Abdul Malak said subscriptions ensure the title’s independence and that its shareholders “leave total freedom to the newsroom”.

Abdul Malak said she had written a five-year plan for the title in February but had to “reshuffle everything” as the war began just two weeks later and resulted in a daily “crisis situation”.

Instead, attention was taken up by deciding where to send L’Orient-Le Jour’s 80 journalists and where not to send them during what she called “security meetings” five times a day.

She described sending journalists and photographers out to cover Israeli attacks and then “trying to locate them on our geolocalisation app and tell them to come back, because we don’t know when the bombings are going to start, so it’s all about dilemmas between security and editorial needs”.

She added that the title also has “pressures and threats from Hezbollah” because its editorial line opposes the terrorist group.

Abdul Malak also said: “Despite all that, we are keeping on, and we are trying to innovate and launch new projects,” citing a new daily podcast.

The future of L’Orient-Le Jour, she said, will be about “building a community” but at the same time becoming more international.

Currently 20% of its audience is in Lebanon, with 80% based elsewhere in mainly French-speaking countries and also English-speaking ones as the newspaper has expanded its coverage in English.

“The idea is how to bridge all these people together and try to create a vibrant link between them and the Lebanese in Lebanon,” Abdul Malak said.

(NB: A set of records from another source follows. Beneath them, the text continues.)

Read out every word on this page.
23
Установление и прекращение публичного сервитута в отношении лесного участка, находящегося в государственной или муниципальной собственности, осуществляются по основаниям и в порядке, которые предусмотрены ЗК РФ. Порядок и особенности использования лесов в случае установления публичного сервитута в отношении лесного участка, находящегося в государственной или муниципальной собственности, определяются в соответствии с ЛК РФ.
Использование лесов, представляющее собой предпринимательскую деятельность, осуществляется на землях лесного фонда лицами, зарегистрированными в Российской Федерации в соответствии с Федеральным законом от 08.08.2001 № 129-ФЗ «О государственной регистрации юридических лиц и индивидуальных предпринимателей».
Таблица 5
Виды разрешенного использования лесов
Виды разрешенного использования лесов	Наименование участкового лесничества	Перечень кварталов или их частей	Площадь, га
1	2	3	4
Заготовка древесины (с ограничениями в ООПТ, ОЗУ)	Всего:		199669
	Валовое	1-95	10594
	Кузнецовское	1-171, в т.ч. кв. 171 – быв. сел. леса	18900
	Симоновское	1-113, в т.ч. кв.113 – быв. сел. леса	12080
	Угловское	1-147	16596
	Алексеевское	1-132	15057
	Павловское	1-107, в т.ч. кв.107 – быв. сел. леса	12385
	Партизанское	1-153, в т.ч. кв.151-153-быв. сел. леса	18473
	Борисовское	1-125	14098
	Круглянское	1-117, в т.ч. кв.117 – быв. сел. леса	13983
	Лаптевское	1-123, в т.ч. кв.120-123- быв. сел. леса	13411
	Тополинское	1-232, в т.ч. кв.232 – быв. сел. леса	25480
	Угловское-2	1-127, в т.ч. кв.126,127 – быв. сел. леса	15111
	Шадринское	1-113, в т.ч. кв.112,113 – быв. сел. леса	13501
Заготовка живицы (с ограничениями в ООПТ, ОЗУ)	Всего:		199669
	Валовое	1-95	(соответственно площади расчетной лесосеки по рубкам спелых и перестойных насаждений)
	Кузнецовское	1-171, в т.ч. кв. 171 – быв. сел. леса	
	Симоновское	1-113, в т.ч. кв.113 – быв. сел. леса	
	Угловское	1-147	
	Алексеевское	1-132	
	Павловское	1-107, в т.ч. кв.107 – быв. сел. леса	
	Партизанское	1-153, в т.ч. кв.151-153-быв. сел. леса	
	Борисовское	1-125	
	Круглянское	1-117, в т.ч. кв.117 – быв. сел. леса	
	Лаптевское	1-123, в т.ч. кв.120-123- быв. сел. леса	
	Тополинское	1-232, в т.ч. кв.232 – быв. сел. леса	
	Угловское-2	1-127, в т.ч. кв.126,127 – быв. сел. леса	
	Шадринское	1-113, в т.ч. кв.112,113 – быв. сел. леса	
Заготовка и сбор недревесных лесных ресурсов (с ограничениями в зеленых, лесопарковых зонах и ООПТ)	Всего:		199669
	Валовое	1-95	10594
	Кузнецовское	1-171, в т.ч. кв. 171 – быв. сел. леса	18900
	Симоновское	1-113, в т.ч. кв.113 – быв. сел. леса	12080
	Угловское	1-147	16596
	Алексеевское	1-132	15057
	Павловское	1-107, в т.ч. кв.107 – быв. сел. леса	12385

She gave the example of a new content pillar, food (both recipes and food-related reporting in French and English), which she said could lead to new events and therefore revenue.

Abdul Malak said she is now developing an Arabic language offering and that she wants to be more multilingual within the next five years.

“We’ve started with a new project called Voices from the Middle East for the opinion and ideas section, so now we publish intellectuals, writers, activists in Arabic too, and in the future I would love to reach out to audiences in South America, in Portuguese, in Spanish, not necessarily translating all the website, but targeting these audiences with specific newsletters.”

She also wants to diversify L’Orient-Le Jour’s events with new offerings in France, London, the US, Canada and Lebanon itself.